Öte yandan, Mümin, Çin ve Myanmar'ın mültecilerin güvenliğinin sağlanabilmesi için Arakan eyaletinde uluslararası kuruluşların gözlemci olarak bulunması gerektiğine ikna olduğunu ifade etti.

BM: DOĞU AFRİKA'DAKİ MÜLTECİ VE GÖÇMENLER KOVİD-19'A KARŞI DAHA SAVUNMASIZ

Birleşmiş Milletlere (BM) bağlı Uluslararası Göç Örgütü (IOM), Doğu Afrika ülkelerindeki mülteci ve göçmenlerin yeni tip koronavirüs (Kovid-19) salgınına karşı daha savunmasız olduğu uyarısında bulundu.

Yoksulluğun tıbbi malzeme ve sağlık malzemelerine erişimi de olumsuz etkilediğine dikkat çekilen açıklamada, mülteci ve göçmenlerin Kovid-19 salgınına karşı daha savunmasız olduğu vurgulandı.

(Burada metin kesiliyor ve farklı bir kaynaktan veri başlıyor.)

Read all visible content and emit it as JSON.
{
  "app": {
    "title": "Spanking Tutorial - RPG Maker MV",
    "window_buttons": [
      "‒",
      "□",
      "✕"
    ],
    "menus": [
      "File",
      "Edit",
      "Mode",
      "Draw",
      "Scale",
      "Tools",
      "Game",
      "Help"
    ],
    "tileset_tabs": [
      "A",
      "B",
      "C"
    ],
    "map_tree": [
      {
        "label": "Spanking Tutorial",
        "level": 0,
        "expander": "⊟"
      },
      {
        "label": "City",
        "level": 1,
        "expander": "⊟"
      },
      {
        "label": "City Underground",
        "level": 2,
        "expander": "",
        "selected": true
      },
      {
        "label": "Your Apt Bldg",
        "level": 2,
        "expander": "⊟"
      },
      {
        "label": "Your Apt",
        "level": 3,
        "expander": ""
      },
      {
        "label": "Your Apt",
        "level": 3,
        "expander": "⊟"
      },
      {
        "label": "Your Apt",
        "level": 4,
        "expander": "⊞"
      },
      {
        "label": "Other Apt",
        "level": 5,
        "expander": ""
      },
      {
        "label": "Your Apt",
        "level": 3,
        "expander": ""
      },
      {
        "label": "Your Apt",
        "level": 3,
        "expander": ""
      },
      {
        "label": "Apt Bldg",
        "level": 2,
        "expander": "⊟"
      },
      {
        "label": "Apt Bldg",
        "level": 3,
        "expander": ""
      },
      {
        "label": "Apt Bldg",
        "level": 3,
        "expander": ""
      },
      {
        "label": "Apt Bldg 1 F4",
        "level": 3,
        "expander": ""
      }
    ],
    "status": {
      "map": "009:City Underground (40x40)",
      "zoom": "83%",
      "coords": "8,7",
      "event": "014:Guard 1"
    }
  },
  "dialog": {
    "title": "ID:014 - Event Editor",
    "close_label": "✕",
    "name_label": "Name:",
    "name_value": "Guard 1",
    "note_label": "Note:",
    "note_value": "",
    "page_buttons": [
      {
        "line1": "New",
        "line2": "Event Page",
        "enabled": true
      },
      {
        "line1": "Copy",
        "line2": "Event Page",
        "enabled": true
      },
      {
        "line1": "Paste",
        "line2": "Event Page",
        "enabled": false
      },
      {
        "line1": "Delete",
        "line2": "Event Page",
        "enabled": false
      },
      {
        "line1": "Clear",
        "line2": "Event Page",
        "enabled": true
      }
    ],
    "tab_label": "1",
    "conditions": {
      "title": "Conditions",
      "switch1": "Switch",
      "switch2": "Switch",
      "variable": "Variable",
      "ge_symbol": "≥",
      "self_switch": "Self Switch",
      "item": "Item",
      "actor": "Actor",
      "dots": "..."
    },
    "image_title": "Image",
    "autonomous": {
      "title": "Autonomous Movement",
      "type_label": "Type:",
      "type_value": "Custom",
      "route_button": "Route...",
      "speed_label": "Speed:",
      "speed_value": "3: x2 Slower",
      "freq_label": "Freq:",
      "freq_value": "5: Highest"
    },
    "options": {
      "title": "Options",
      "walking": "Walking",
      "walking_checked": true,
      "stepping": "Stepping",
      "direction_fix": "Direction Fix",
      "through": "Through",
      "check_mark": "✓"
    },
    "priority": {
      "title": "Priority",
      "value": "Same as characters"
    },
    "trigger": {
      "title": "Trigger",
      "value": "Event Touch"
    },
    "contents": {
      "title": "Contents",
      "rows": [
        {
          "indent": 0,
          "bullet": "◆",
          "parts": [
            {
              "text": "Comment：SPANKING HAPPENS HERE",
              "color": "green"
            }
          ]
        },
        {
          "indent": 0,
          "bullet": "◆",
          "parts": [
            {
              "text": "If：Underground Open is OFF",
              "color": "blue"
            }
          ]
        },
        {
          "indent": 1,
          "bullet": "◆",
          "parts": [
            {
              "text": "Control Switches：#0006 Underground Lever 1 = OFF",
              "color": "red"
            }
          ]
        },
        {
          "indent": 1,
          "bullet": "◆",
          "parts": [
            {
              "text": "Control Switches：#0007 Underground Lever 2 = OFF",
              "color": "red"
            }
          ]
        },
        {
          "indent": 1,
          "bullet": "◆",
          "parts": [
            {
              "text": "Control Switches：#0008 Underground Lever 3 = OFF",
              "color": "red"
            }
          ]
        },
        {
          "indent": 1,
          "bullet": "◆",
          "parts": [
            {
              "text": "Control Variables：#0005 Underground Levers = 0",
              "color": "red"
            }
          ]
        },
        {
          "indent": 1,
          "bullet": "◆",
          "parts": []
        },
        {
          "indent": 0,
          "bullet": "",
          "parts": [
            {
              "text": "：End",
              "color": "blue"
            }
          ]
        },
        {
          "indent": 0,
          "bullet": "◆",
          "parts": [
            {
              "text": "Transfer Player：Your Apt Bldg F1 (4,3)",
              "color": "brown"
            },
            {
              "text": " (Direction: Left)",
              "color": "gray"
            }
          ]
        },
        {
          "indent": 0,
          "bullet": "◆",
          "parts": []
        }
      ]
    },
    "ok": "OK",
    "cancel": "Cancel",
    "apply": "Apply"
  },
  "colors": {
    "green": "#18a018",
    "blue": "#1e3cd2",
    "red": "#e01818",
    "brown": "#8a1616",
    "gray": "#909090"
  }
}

Açıklamada, mültecilerin bazı ülkelerde tacizlere maruz kaldığı kaydedildi.

IOM verilerine göre, Doğu Afrika ülkelerinde 6 milyondan fazla kişi çeşitli nedenlerle göç etmek zorunda kaldı.

Yaklaşık 350 bin kişide yeni tip koronavirüs tespit edilen Doğu Afrika ülkelerinde 6 binden fazla kişi virüs nedeniyle hayatını kaybetti.